Autumn Resolutions
Sitting on my back porch, there is that familiar chill just barely in the air. Fall is coming, and while it signals an ending – leaves will fall and soon thereafter, so will snow -- it always feels like a new start. A do over. A time to begin again with clean, empty notebooks and new ideas. It’s like January, but with better weather.
Passing earnest parents and eager children with shiny new backpacks at bus stops all over town, I feel the need to make lists, set goals, buy new desk supplies for myself and label them all with Sharpie pens. I instinctively look at the calendar and mark dates for the new school year, even though my “students” are now 21 and 24 years old. What will I do when they are both out of school next year? Maybe I’ll just make note of the bulk garbage pickup days for the coming year.
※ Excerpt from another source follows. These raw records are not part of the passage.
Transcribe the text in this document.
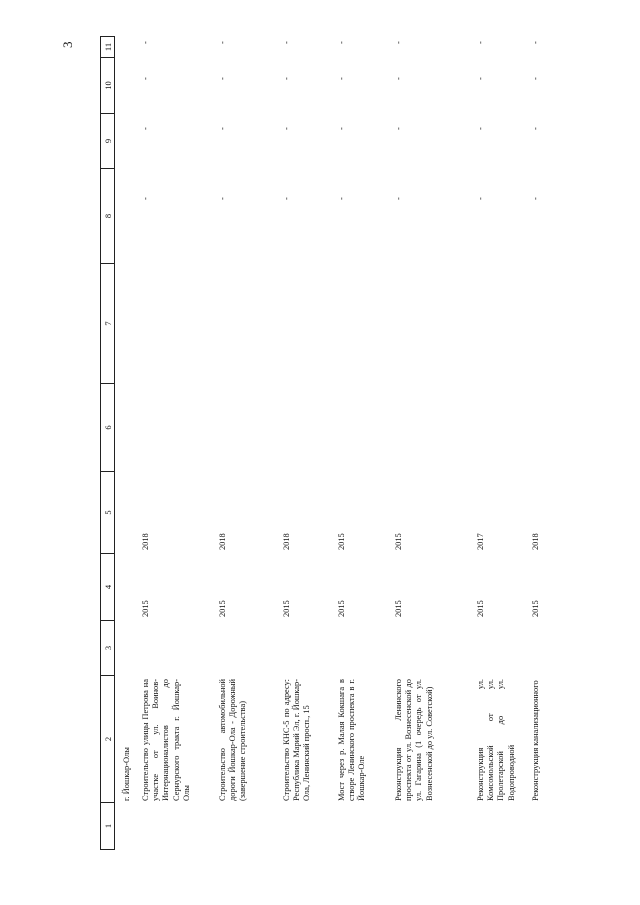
3
1
2
3
4
5
6
7
8
9
10
11
г. Йошкар-Олы Строительство улицы Петрова на участке от ул. Воинов-Интернационалистов до Сернурского тракта г. Йошкар-Олы
2015
2018
-
-
-
-
Строительство автомобильной дороги Йошкар-Ола - Дорожный (завершение строительства)
2015
2018
-
-
-
-
Строительство КНС-5 по адресу: Республика Марий Эл, г. Йошкар-Ола, Ленинский просп., 15
2015
2018
-
-
-
-
Мост через р. Малая Кокшага в створе Ленинского проспекта в г. Йошкар-Оле
2015
2015
-
-
-
-
Реконструкция Ленинского проспекта от ул. Вознесенской до ул. Гагарина (1 очередь от ул. Вознесенской до ул. Советской)
2015
2015
-
-
-
-
Реконструкция ул. Комсомольской от ул. Пролетарской до ул. Водопроводной
2015
2017
-
-
-
-
Реконструкция канализационного
2015
2018
-
-
-
-
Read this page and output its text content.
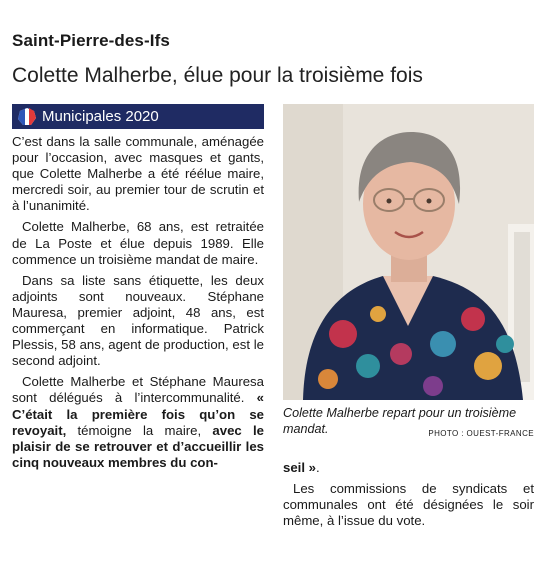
Saint-Pierre-des-Ifs
Colette Malherbe, élue pour la troisième fois
Municipales 2020

C’est dans la salle communale, aménagée pour l’occasion, avec masques et gants, que Colette Malherbe a été réélue maire, mercredi soir, au premier tour de scrutin et à l’unanimité.

Colette Malherbe, 68 ans, est retraitée de La Poste et élue depuis 1989. Elle commence un troisième mandat de maire.

Dans sa liste sans étiquette, les deux adjoints sont nouveaux. Stéphane Mauresa, premier adjoint, 48 ans, est commerçant en informatique. Patrick Plessis, 58 ans, agent de production, est le second adjoint.

Colette Malherbe et Stéphane Mauresa sont délégués à l’intercommunalité. « C’était la première fois qu’on se revoyait, témoigne la maire, avec le plaisir de se retrouver et d’accueillir les cinq nouveaux membres du con-

Colette Malherbe repart pour un troisième mandat.	PHOTO : OUEST-FRANCE

seil ».

Les commissions de syndicats et communales ont été désignées le soir même, à l’issue du vote.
A few weeks ago, I brought my last child to college; it was the end of an era for that ritual of packing up the car, heading far, far away, (each of my kids chose colleges out of state), nesting her up, ordering pizza and eating it on the floor or the bed or, in this last case, the pretty decent Walmart dining room table. We spend a couple of days talking about goals for the year, classes chosen, how to roast a chicken and turn it into 3 meals for the week, and figure out when will she come home next. Releasing, letting go. Again. “Love you forever … bye! Make good choices! Don’t shame the family!”
Down on the farm, the fall ritual is very much the same. Yearling horses which were weaned last fall have spent the past twelve months frolicking, living, running, fighting and playing in single-sex fenced-in paddocks with simple “run-in barns” available for them to retreat from the sun or the cold and eat some hay, boys on one side, girls on the other, like Catholic high schools. Now, after learning the ropes of living without their mothers, these young adults are brought inside the big barns for the first time. Unlike the run-in barns, these barns have individual stalls with doors, something that none of these youngins are used to. Walking into the barn a few weeks ago, the stalls were teeming with noisy young horses, unsettled with excitement, fear, agitation and bewilderment. These young fillies and colts went from nursing from their mothers last summer to living together in a wild herd over the past year. Now they are getting ready to go to the big yearling horse sales and they have to learn their manners, learn how to be led, wear a halter, learn how to be alone in a stall, to eat out of a feed bowl, and act civilized. Once they are sold to new owners, most will then be taught how to be race horses, trotters. It’s like horses going to college, without the pizza.
Another ritual of my autumn is my annual Slugfest reunion with my college pals. When it began, some thirty-three years ago, it was a summer affair where we sat on the dock lakeside in upper Minnesota, drank cheap beer and talked and laughed all weekend long. Once we started having children, our schedules became full of swim meets, little league games and family vacations and so our reunions moved to the autumn. Somewhere along the line, at the end of the weekend, we began to make Slug resolutions, or as we like to say, “un-goal goals.” Being good friends and not wanting to burden each other with guilt or pressure, we soft peddled our expectations. Each year, any one of us will say, “By this time next year, if I feel like it, I will entertain the idea of possibly thinking about accomplishing _____ … maybe.” These un-goal goals range from lofty (getting an MBA, moving to a new city, changing jobs, getting yoga certified or training for a marathon) to the mundane (cleaning out the basement, organizing family photos, learning how to play the ukulele, or writing a blog).
I’ve got a long list of things that I haven’t gotten around to accomplishing yet, that roll over from one year to the next: learn conversational German and Italian, organize my photos (that’s thirty years’ running now), clean out my basement (just about as long), lose ten pounds. And my bar keeps getting lower; getting a good night’s sleep at least once a week and not suffering fools for one second are at the top of this year’s list. But also write more, travel more, seize every mother grabbing day. And on the Zen side: do more yoga, meditate more, be present because Life changes quickly. I am throwing a new one on the heap that feels a little lofty: think about thinking about possibly learning about podcasting. We’ll see …
By the time I finish my Slugfest reunion, I will come home rested, rejuvenated and inspired … just in time for Halloween, then it’s November, Thanksgiving, Christmas and yes, the new year. Perhaps I will have checked off a few of my “to do’s” by then?
I can tell you right now, probably not.
That’s what New Year’s Resolutions are for.